Para os romanos o Natal era o dia do sol e acendiam fogueiras, as “saturninas” ocorriam entre 17 e 23 de Dezembro. A luz e o fogo estiveram durante muitos séculos nas aldeias portuguesas representados pelo madeiro comunitário, que ardia na véspera de Natal no adro da Igreja até ao Dia de Reis. O galo, ave ligada ao nascer do sol, deu origem à designação “missa do galo” e à ceia subsequente, a Consoada, que se relaciona com o culto dos ausentes.
Foi no século passado substituído pelos enfeites industriais eletrificados, colocados nas praças e ruas das cidades e pelo fogo-de-artifício da passagem do ano. A descoberta da electricidade e o argumento ecológico acabaram por se tornar aliados desta transformação, evitando o corte de milhares de árvores, mas padronizando comportamentos e introduzindo outras formas de desperdício.
O presépio, simbolicamente o nascimento do Messias na nova religião, foi atribuído a iniciativa em 1223 de São Francisco de Assis em Itália. Muito divulgado pelos franciscanos proliferou durante a Idade Média acompanhado pelos autos de Natal, teatralização popular da Natividade com intervenção de “presépios vivos”.
Tem vindo a perder importância nas simbologias natalícias. No Algarve, os Bombeiros de Tavira e a autarquia de Vila Real de Santo António são bons exemplos de preservação deste património.
No Algarve, como no resto do País, sobrevivem várias tradições populares como a do “altarinho” de Natal com “searinhas”, muito ligadas à actividade agrícola e aos votos de boas sementeiras e colheitas no Ano Novo. Armar o Deus-Menino num “trono”, dias antes do Natal, com a germinação das sementes, cercando-o de searinhas, frutos secos, alfarroba, laranjas,…
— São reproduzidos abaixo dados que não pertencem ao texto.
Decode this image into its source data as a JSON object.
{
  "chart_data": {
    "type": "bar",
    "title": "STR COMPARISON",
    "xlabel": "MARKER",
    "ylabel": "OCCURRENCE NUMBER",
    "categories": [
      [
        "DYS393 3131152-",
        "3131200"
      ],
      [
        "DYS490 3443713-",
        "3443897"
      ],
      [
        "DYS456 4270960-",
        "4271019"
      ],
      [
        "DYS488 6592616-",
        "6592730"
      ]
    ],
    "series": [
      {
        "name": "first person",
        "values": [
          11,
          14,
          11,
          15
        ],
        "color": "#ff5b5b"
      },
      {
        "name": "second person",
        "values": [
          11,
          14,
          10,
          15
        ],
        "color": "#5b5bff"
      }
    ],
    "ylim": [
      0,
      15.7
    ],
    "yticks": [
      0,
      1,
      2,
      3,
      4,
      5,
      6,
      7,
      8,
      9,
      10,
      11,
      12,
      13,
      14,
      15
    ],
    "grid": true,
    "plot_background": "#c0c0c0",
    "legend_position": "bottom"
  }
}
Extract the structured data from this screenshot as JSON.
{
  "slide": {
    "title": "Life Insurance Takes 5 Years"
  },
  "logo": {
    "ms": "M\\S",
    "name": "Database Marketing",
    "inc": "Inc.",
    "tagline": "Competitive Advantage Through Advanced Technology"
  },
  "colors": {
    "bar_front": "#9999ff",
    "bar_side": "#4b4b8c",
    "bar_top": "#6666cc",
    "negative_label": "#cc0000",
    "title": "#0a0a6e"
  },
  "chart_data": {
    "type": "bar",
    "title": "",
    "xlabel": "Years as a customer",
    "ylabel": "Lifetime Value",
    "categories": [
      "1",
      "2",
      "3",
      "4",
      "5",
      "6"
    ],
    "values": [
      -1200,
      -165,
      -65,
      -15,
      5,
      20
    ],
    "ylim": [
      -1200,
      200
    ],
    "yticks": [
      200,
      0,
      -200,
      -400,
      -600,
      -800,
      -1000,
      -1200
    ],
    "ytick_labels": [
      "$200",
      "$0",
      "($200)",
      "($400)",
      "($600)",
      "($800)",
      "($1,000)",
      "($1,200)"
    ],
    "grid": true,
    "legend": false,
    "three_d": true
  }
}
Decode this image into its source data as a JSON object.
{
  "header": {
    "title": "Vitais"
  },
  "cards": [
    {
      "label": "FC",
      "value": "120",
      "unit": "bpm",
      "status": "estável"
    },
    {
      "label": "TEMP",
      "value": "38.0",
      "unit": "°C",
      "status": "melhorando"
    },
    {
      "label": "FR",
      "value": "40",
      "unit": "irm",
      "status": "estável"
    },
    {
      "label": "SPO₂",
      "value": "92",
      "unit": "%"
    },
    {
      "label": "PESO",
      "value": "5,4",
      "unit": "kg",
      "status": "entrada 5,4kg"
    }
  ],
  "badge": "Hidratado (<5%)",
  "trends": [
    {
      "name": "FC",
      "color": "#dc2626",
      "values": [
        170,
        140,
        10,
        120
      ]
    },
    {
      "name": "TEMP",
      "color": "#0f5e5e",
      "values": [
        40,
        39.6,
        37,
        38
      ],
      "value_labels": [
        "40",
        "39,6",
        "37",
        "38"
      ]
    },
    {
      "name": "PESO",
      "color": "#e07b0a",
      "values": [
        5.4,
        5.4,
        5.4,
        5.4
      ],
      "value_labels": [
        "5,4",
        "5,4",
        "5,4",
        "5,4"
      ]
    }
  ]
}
A árvore de Natal como tradição natalícia tem origem no Norte da Europa, por razões climáticas e o tipo de floresta de abetos. O formato triangular da árvore remete para a Santíssima Trindade. Em Portugal foi introduzida em meados do séc. XIX por D. Fernando II, de nacionalidade alemã, esposo da rainha de Portugal D.Maria II.
São Nicolau ou o Pai Natal, promovido pelos países industrializados da Europa do Norte e Estados Unidos da América, foi um bispo de Mirna na Turquia que gostava de ofertar os bens herdados a crianças e adultos. Para os americanos vive no Polo Norte e para os ingleses na Lapónia. É o principal “promotor de vendas” nesta época do ano…
Sobre a gastronomia algarvia de Natal há um universo fantástico de saborosas atracções: pastéis de batata- doce, papas mouras, carnes de porco e aves, doçaria de figos, amêndoas e ovos,…
Estudar, reabilitar e promover os valores genuínos das culturas natalícias portuguesas é uma atitude humanista, necessária e benéfica para o País.
Como é tradição positiva e esperançosa, desejamos a todos um Bom Natal e Feliz 2019!